Карамора и другие сказки чёрного таракана. Казимир Баранцевич
вздыхала Гортензия.
– Позвольте, сударыня! – вмешался Мак. – Всё это не то! Бархат ли, шелк, или коленкор, – по-моему решительно всё равно! Важна окраска! Если бы эти дамы надели всё красное и чуточку где-нибудь черное, – было бы прелесть что такое!
– Этакой дурак!. Он толкует, конечно, о себе! – раздражённо шептала соседке Роза.
– Уж это как водится! – отвечала Гортензия.
Как видите, друзья мои, общество, в которое я попал, было очень весёлое, разговоры, которые я слышал, – как вы можете сами судить, – были возвышенные, и мне, простому чёрному таракану, воспитанному на русской печке, было очень приятно и лестно находиться в нём.
Но вот, однажды летом маленькая дочь хозяйки принесла огромный букет полевых цветов и поставила их в кувшин с водою.
Ах, друзья мои, я не знаю, что сделалось со мною! Я был просто ошеломлён! Свежий запах цветов так сильно подействовал на меня, так опьянил меня, что я, едва дождавшись ночи, вышел из моха, в котором сидел, и бросился к кувшину. Я быстро вскарабкался наверх, оттуда – на сочный стебель лесного ландыша и в упоении приник к его белой душистой головке. Сколько гибкости, сколько влаги было в этих только что сорванных стеблях, сколько свежести и живой красоты в этих кашках, фиалках, незабудках, полевых гвоздиках, мышином горошке, во всей куче скромных цветов, перемешанных с пучками травы и ржаных колосьев!
На меня пахнуло чем-то бодрым, свежим и радостным, чем-то таким, чего я никогда еще не испытывал в жизни! Я всегда был мрачным, любившим прятаться по темным углам тараканом, но теперь мне вдруг захотелось света, воздуха, воли. Не видя никогда ни поля, ни леса, ни моря, я размечтался, представляя себе поле огромным, сплошь усеянным этими милыми цветами, зеленым ковром, а море в десять, во сто раз больше того пространства воды, которая залила однажды полкухни, когда кухарка забыла завернуть водопроводный кран и ушла, а вода лилась из крана неустанно.
Мне хотелось знать, о чём будут говорить эти милые, живые цветы, захотелось послушать их рассказы о вольной жизни на открытом, чистом воздухе. Насладившись чудным запахом ландыша, я сполз вниз, притаился между стеблями и стал ждать.
Но ждать мне пришлось недолго: весело, шумно, живые цветы заговорили все разом, перебивая друг друга. Одни обменивались воспоминаньями о вольной жизни; другие рассказывали о каких-то неведомых мне зверюшках вроде стрекоз, бабочек, жуков, упоминали никогда невиданных мною каких-то лягушек; третьи рассказывали о дождях и грозах, как о чём-то таком, что для них было особенно полезно и приятно.
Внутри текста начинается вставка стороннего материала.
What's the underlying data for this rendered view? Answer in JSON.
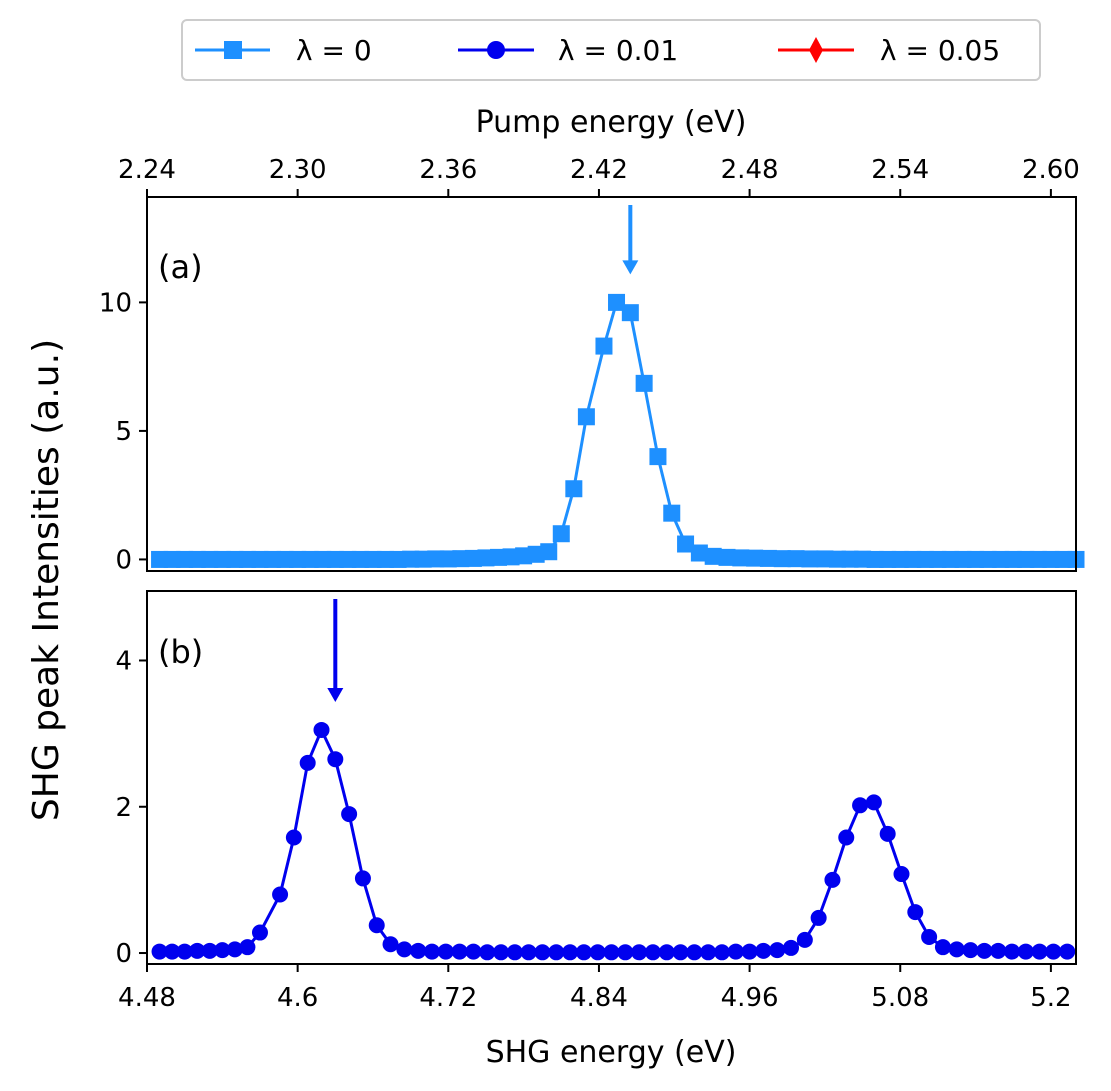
{
  "colors": {
    "lambda0": "#1E90FF",
    "lambda001": "#0000EE",
    "lambda005": "#FF0000",
    "axis": "#000000",
    "legend_border": "#CCCCCC"
  },
  "legend": {
    "items": [
      {
        "label": "λ = 0",
        "marker": "square",
        "color_key": "lambda0"
      },
      {
        "label": "λ = 0.01",
        "marker": "circle",
        "color_key": "lambda001"
      },
      {
        "label": "λ = 0.05",
        "marker": "diamond",
        "color_key": "lambda005"
      }
    ]
  },
  "axes": {
    "ylabel": "SHG peak Intensities (a.u.)",
    "xlabel_bottom": "SHG energy (eV)",
    "xlabel_top": "Pump energy (eV)",
    "xlim": [
      4.48,
      5.22
    ],
    "bottom_ticks": [
      "4.48",
      "4.6",
      "4.72",
      "4.84",
      "4.96",
      "5.08",
      "5.2"
    ],
    "bottom_tick_values": [
      4.48,
      4.6,
      4.72,
      4.84,
      4.96,
      5.08,
      5.2
    ],
    "top_ticks": [
      "2.24",
      "2.30",
      "2.36",
      "2.42",
      "2.48",
      "2.54",
      "2.60"
    ],
    "top_tick_values": [
      2.24,
      2.3,
      2.36,
      2.42,
      2.48,
      2.54,
      2.6
    ]
  },
  "chart_data": [
    {
      "type": "line",
      "panel_label": "(a)",
      "ylim": [
        -0.45,
        14.1
      ],
      "yticks": [
        0,
        5,
        10
      ],
      "ytick_labels": [
        "0",
        "5",
        "10"
      ],
      "arrow_x": 4.865,
      "series": [
        {
          "name": "λ = 0",
          "color_key": "lambda0",
          "marker": "square",
          "x": [
            4.49,
            4.5,
            4.51,
            4.52,
            4.53,
            4.54,
            4.55,
            4.56,
            4.57,
            4.58,
            4.59,
            4.6,
            4.61,
            4.62,
            4.63,
            4.64,
            4.65,
            4.66,
            4.67,
            4.68,
            4.69,
            4.7,
            4.71,
            4.72,
            4.73,
            4.74,
            4.75,
            4.76,
            4.77,
            4.78,
            4.79,
            4.8,
            4.81,
            4.82,
            4.83,
            4.844,
            4.854,
            4.865,
            4.876,
            4.887,
            4.898,
            4.909,
            4.92,
            4.931,
            4.942,
            4.953,
            4.964,
            4.975,
            4.986,
            4.997,
            5.008,
            5.02,
            5.03,
            5.04,
            5.05,
            5.06,
            5.07,
            5.08,
            5.09,
            5.1,
            5.11,
            5.12,
            5.13,
            5.14,
            5.15,
            5.16,
            5.17,
            5.18,
            5.19,
            5.2,
            5.21,
            5.22
          ],
          "y": [
            0,
            0,
            0,
            0,
            0,
            0,
            0,
            0,
            0,
            0,
            0,
            0,
            0,
            0,
            0,
            0,
            0,
            0,
            0,
            0,
            0.01,
            0.01,
            0.02,
            0.02,
            0.03,
            0.04,
            0.06,
            0.08,
            0.1,
            0.14,
            0.2,
            0.3,
            1.0,
            2.75,
            5.55,
            8.3,
            10.0,
            9.6,
            6.85,
            4.0,
            1.8,
            0.6,
            0.25,
            0.12,
            0.08,
            0.06,
            0.05,
            0.04,
            0.03,
            0.03,
            0.02,
            0.02,
            0.01,
            0.01,
            0.01,
            0,
            0,
            0,
            0,
            0,
            0,
            0,
            0,
            0,
            0,
            0,
            0,
            0,
            0,
            0,
            0,
            0
          ]
        }
      ]
    },
    {
      "type": "line",
      "panel_label": "(b)",
      "ylim": [
        -0.15,
        4.95
      ],
      "yticks": [
        0,
        2,
        4
      ],
      "ytick_labels": [
        "0",
        "2",
        "4"
      ],
      "arrow_x": 4.63,
      "series": [
        {
          "name": "λ = 0.01",
          "color_key": "lambda001",
          "marker": "circle",
          "x": [
            4.49,
            4.5,
            4.51,
            4.52,
            4.53,
            4.54,
            4.55,
            4.56,
            4.57,
            4.586,
            4.597,
            4.608,
            4.619,
            4.63,
            4.641,
            4.652,
            4.663,
            4.674,
            4.685,
            4.696,
            4.707,
            4.718,
            4.729,
            4.74,
            4.751,
            4.762,
            4.773,
            4.784,
            4.795,
            4.806,
            4.817,
            4.828,
            4.839,
            4.85,
            4.861,
            4.872,
            4.883,
            4.894,
            4.905,
            4.916,
            4.927,
            4.938,
            4.949,
            4.96,
            4.971,
            4.982,
            4.993,
            5.004,
            5.015,
            5.026,
            5.037,
            5.048,
            5.059,
            5.07,
            5.081,
            5.092,
            5.103,
            5.114,
            5.125,
            5.136,
            5.147,
            5.158,
            5.169,
            5.18,
            5.191,
            5.202,
            5.213
          ],
          "y": [
            0.02,
            0.02,
            0.02,
            0.03,
            0.03,
            0.04,
            0.05,
            0.08,
            0.28,
            0.8,
            1.58,
            2.6,
            3.05,
            2.65,
            1.9,
            1.02,
            0.38,
            0.12,
            0.05,
            0.03,
            0.02,
            0.02,
            0.02,
            0.02,
            0.01,
            0.01,
            0.01,
            0.01,
            0.01,
            0.01,
            0.01,
            0.01,
            0.01,
            0.01,
            0.01,
            0.01,
            0.01,
            0.01,
            0.01,
            0.01,
            0.01,
            0.01,
            0.02,
            0.02,
            0.03,
            0.04,
            0.07,
            0.18,
            0.48,
            1.0,
            1.58,
            2.02,
            2.06,
            1.63,
            1.08,
            0.56,
            0.22,
            0.08,
            0.05,
            0.04,
            0.03,
            0.03,
            0.02,
            0.02,
            0.02,
            0.02,
            0.02
          ]
        }
      ]
    }
  ]
}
Я с удивлением слушал эти рассказы из неведомого мне мира и заметил, что искусственные цветы прислушиваются тоже.
Наконец, Роза не выдержала и надменно спросила:
– Долго ли вы будете болтать и не давать никому покою?
Живые цветы сразу притихли. Но Мышиный горошек, как самый бойкий, вдруг спросил:
– Разве мы вам мешаем?
– Конечно! Теперь ночь, и все хотят спать! – угрюмо заметил Мак. – И откуда вас столько нанесло! Сидели бы у себя в поле.